Even borderless categories such as toys and video games run into market snags within a pan-Euro deal structure. ‘Many toy companies have pan-European deals, but then find themselves sitting on the product or rights because a TV series hasn’t sold into a certain territory,’ says Jon Keeble, an independent licensing consultant currently working on Pepper’s Ghost/Sesame Workshop co-pro Tiny Planets. ‘And very few rights owners can guarantee to sell their show across Europe within a specified time frame.’

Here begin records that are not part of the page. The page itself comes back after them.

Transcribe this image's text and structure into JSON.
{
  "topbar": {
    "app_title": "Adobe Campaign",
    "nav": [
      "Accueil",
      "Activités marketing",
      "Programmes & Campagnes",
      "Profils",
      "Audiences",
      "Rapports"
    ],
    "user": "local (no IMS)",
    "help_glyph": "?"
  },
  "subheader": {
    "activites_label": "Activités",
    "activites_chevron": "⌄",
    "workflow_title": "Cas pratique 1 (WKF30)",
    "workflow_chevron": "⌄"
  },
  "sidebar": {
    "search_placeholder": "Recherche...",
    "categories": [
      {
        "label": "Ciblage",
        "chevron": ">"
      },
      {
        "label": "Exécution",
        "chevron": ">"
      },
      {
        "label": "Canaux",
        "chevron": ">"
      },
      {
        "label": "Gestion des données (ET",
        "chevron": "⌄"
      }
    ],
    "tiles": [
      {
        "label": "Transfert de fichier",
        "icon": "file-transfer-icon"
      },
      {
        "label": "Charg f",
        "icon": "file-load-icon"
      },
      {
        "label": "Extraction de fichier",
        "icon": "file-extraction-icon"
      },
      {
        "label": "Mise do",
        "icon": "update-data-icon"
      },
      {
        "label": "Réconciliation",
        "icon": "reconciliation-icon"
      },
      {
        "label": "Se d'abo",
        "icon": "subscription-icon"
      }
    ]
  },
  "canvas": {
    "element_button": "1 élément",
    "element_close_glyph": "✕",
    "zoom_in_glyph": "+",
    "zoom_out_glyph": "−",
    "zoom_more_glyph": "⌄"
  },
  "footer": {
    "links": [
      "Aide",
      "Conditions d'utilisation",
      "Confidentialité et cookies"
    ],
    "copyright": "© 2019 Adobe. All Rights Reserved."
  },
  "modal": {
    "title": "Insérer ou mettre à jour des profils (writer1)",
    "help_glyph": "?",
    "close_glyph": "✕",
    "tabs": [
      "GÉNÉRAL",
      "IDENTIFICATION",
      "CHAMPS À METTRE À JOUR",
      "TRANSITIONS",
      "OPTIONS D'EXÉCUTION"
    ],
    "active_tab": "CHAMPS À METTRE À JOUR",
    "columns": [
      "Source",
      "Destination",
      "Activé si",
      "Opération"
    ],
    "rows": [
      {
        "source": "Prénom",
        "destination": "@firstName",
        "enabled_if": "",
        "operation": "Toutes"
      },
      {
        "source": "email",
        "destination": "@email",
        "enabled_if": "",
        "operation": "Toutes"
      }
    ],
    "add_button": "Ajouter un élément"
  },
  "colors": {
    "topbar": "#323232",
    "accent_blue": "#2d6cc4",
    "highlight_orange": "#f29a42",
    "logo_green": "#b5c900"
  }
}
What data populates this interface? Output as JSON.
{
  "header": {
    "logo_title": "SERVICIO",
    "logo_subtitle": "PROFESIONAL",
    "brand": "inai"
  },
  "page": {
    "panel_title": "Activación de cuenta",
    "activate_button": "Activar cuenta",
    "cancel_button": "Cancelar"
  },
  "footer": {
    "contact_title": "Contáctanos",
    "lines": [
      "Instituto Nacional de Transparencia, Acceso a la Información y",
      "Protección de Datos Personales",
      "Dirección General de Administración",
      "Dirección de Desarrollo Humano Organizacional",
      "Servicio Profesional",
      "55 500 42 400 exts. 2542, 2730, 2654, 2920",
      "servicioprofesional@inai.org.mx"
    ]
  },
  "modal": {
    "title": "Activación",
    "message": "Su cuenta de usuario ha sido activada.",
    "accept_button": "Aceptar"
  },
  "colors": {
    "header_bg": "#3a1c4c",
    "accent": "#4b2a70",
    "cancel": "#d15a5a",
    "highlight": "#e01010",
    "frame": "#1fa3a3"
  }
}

Proponents of the territory-by-territory approach peg local economies and varied property life cycles as further obstacles impeding the evolution of a truly pan-European licensing model. ‘Licensing is always directly related to the economy of each territory, and the brand-building process differs from country to country,’ says Katarina Dietrich, director of entertainment for European agency Copyright Promotions Licensing Group. ‘In Italy, for example, there is no brand-building process. You have only one chance and a one-year property cycle, so you have either a huge success or a major disaster.’ Tiny Planets consultant Keeble concurs: ‘I have yet to meet anyone who says that they have enjoyed launching a property in Italy or that they have made any money in the territory.’
In response to that market challenge, advocates of the pan-Euro approach say working with pan-European licensees provides safety-padding against hit-or-miss territories. ‘You’re working closely with one partner on managing stock transferals,’ says BBC Worldwide director of global licensing and sourcing Helen McAleer. ‘So if a brand isn’t working in one country, you have the opportunity to move stock more quickly to another country where it is working.’
That network may soon widen as many Eastern European countries are expected to join the EU as early as next year. ‘Eastern Europe is getting increasingly interested in licensing, so that’s a challenge–but it’s a good one,’ says HIT’s Foster. Yet as licensors prepare for the likelihood of an economically unified Europe, many grapple with the piracy challenge in emerging Eastern European markets.
And in countries affected by counterfeit production issues, the slow-build approach–typically favored by licensors in countries less used to brands and licensed product–makes little sense. Even so, as the economies of Eastern European countries continue to grow, HIT’s Foster predicts that ‘eventually, there will be one market, but we’re well off that at the moment.’